Par Sayda BEN ZINEB
Pour célébrer la soixante-cinquième année depuis l’établissement des relations diplomatiques polono-tunisiennes, l’ambassade de la République de Pologne à Tunis, sous l’égide de son Excellence Madame l’ambassadrice Justyna Porazinska, a organisé le vendredi 10 mai au Palais Ennejma Ezzahra (Sidi Bou Saïd), un concert de piano animé par un excellent duo des deux pays. Il s’agit de Bassem Makni et Magdalena Lisak qui nous ont proposé un programme savamment orchestré.
Bassem Makni est titulaire du diplôme de musique arabe en 1982, du Premier Prix de Piano du Conservatoire National de Musique à Tunis en 1990 ainsi que d’autres distinctions jusqu’à son Doctorat en musique et musicologie de la Sorbonne Paris IV en 2002. Professeur, formateur, concertiste soliste ou avec des orchestres, l’artiste compte plusieurs contributions et son répertoire s’étend de Bach à Tchaïkovsky et Rachmaninoff en passant par Grieg, Mozart,…
L’artiste polonaise Magdalena Lisak est une accoutumée des prix de concours nationaux et internationaux qu’elle remporte dès son plus jeune âge. Formée par d’illustres noms du métier, Lisak est diplômée avec distinction de l’Académie de musique Karol Szymanowski de Katowice, Pologne, puis du Conservatoire de Zurich et de l’Académie de Musique à Bâle de 1996 à 1998. Son parcours est riche de récitals et de concerts avec des orchestres et ensembles de musique de chambre dans les quatre coins du monde. Elle est également professeur de piano et donne des Master classes.
Le programme est une riche palette de sonorités musicales des deux pays avec comme trait d’union, Chopin qui est joué par les deux artistes.
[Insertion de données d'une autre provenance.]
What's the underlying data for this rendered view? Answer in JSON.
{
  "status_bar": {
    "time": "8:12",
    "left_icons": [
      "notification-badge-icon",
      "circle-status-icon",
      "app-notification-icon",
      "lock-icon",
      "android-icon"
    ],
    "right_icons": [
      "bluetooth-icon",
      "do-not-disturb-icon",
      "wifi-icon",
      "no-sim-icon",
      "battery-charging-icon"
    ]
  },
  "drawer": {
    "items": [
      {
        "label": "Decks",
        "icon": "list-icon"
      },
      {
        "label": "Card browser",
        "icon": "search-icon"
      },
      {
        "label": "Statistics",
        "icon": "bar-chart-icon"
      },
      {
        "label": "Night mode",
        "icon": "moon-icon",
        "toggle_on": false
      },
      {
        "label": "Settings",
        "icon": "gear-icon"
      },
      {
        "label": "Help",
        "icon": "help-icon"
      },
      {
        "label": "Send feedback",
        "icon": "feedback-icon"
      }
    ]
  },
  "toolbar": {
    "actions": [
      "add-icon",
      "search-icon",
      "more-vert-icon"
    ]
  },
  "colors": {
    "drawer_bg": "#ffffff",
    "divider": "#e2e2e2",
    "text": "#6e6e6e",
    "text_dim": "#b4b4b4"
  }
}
Le concert est entamé par Makni avec des airs orientaux, « Des airs du désert », une composition de son frère Mohamed, puis son propre arrangement d’une pièce de Ahmed El Wefi « Ya la qawmi ». La transition musicale de notre musique vers l’Est de l’Europe s’opère avec les « Variations sur un chant tunisien ». Cette collection de pièces fut composée par Abdelmelek Gortchakoff de l’Europe de l’Est installé en Tunisie lors de la deuxième guerre mondiale, ancien assistant musical de Prokofiev et professeur de Makni. C’est dire à quel genre il fallait s’attendre. Les quelques pièces de la collection dont « Gammarth à l’aube » ont été inspirées par les activités de Gortchakoff en tant que moniteur dans les villages d’enfants dont celui de Gammarth. Courtes et d’inspiration de notre propre paysage, de nos enfants à nous, se réveillant le matin, dans leurs ateliers ou « Sur la plage de Raoued », les sonorités sont déjà européennes. Le pont vers l’Europe est tendu. Chopin est là. Makni joue la Fantaisie-Impromptu (Op. 66) et une Polonaise (Op. 40 n. 1).
La main est tendue. C’est au tour de la pianiste polonaise Magdalena Lisak de faire son apparition. Forte de son bagage technique de l’œuvre de Chopin (sixième prix du treizième concours international de piano de Fryderyk Chopin à Varsovie en 1995), l’artiste continue la deuxième partie du programme avec le fameux compositeur. Elle entame son récital avec deux Mazurka, des chants populaires polonais, (Op. 56 n. 2 et Op. 33 n. 4) avant de s’attaquer à la troisième « B en La bémol (Op. 47).
Qui connaît Chopin sait évidemment que cette pièce va vous entraîner dans des humeurs que vous n’auriez jamais soupçonnées auparavant. De la mélancolie à l’espoir, la ballade ravit sous les mains expertes de Lisak. Et cela continue avec l’ « Etude » dite « révolutionnaire » (Op. 10 n.12) où, cette fois la ténacité de la main gauche de la pianiste défie la main droite réputée dominante dans le jeu de piano. La suite du récital a été l’occasion de jouer deux autres pièces de deux compositeurs polonais « Shéhérazade » de Karol Szymanowski et la très chopinesque « Les roses et les épines » en trois mouvements de Juliusz Zarebski.
Les deux pianistes de talent n’ont pas manqué de nous jouer, comme rappel, deux pièces à quatre mains (Brahms et Bach) pour notre très grand plaisir de voir s’unir sur scène deux grands talents d’origines différentes ; un mariage de musiques qui honore les relations diplomatiques distinguées entre les deux pays. Il n’y a absolument pas mieux que l’art, la musique en particulier, pour rapprocher les peuples et honorer la Paix.